Sergei Gouriev et Daniel Treisman
Spin dictators - Le nouveau visage de la tyrannie au XXIe siècle 
Payot, Paris, 2023 

10 novembre 2023

« Les chambres à gaz sont un détail » : une petite phrase encore puissante trente-six ans plus tard

Des citoyens peuvent-ils participer à une manifestation contre l’antisémitisme alors que le président de leur parti vient de déclarer qu’à son avis le fondateur d’un parti dont le sien est issu n’était pas antisémite ? À Lilliput, un tel débat aurait quelque chose de la querelle entre gros-boutiens et petit-boutiens. Mais nous sommes en France : les mots ont un sens et non deux bouts. « Antisémitisme » désigne aussi bien la pratique active du pogrom que les considérations historiques illégales pour lesquelles Jean-Marie Le Pen a été condamné*. Et les polémiques autour de la participation du Rassemblement national à la manifestation organisée le 12 novembre 2023 par les présidents du Sénat et de l’Assemblée nationale illustrent bruyamment l’importance des petites phrases.

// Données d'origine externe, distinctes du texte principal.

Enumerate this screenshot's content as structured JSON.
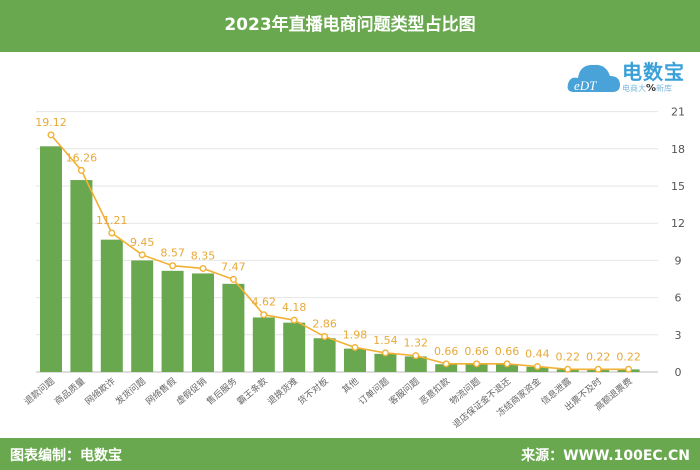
{
  "header": {
    "title": "2023年直播电商问题类型占比图"
  },
  "logo": {
    "mark": "eDT",
    "name": "电数宝",
    "tagline_left": "电商大",
    "tagline_pct": "%",
    "tagline_right": "新库"
  },
  "footer": {
    "left": "图表编制：电数宝",
    "right": "来源：WWW.100EC.CN"
  },
  "chart_data": {
    "type": "bar",
    "title": "2023年直播电商问题类型占比图",
    "categories": [
      "退款问题",
      "商品质量",
      "网络欺诈",
      "发货问题",
      "网络售假",
      "虚假促销",
      "售后服务",
      "霸王条款",
      "退换货难",
      "货不对板",
      "其他",
      "订单问题",
      "客服问题",
      "恶意扣款",
      "物流问题",
      "退店保证金不退还",
      "冻结商家资金",
      "信息泄露",
      "出票不及时",
      "高额退票费"
    ],
    "values": [
      19.12,
      16.26,
      11.21,
      9.45,
      8.57,
      8.35,
      7.47,
      4.62,
      4.18,
      2.86,
      1.98,
      1.54,
      1.32,
      0.66,
      0.66,
      0.66,
      0.44,
      0.22,
      0.22,
      0.22
    ],
    "overlay": "line with markers and data labels",
    "y_axis": {
      "position": "right",
      "ylim": [
        0,
        21
      ],
      "ticks": [
        0,
        3,
        6,
        9,
        12,
        15,
        18,
        21
      ]
    },
    "grid": true,
    "colors": {
      "bar": "#6aa84f",
      "line": "#f2b134",
      "label": "#e8a93a",
      "header": "#6aa84f"
    }
  }
}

Tout vient de ce dialogue sur BFM TV, le 5 novembre, entre le journaliste Benjamin Duhamel et Jordan Bardella, président du Rassemblement national :

‑ Est ce qu'il n'y a pas unparadoxe à porter la cause de la lutte contre l'antisémitisme comme vous le faites à l'instant quand on est patron d'un parti qui a été dirigé pendant près de 40 ans par un condamné pour négationnisme et pour des propos notoirement antisémites ?

‑ Je pourrais vous rappeler que M. Faure est l'héritier d'un mouvement politique qui a fait élire à la tête du pays M. Mitterrand qui a reçu des mains du maréchal Pétain la plus haute distinction du régime de Vichy. […]

‑ Moi je vous pose une question précise sur l'héritage du Front national devenu Rassemblement national dirigé pendant près de 40 ans par Jean-Marie Le Pen.

‑ M. Duhamel, la rupture politique entre Marine Le Pen et Jean-Marie Le Pen en 2015 a précisément eu lieu sur la question de l'antisémitisme, allant même jusqu'à exclure son propre père.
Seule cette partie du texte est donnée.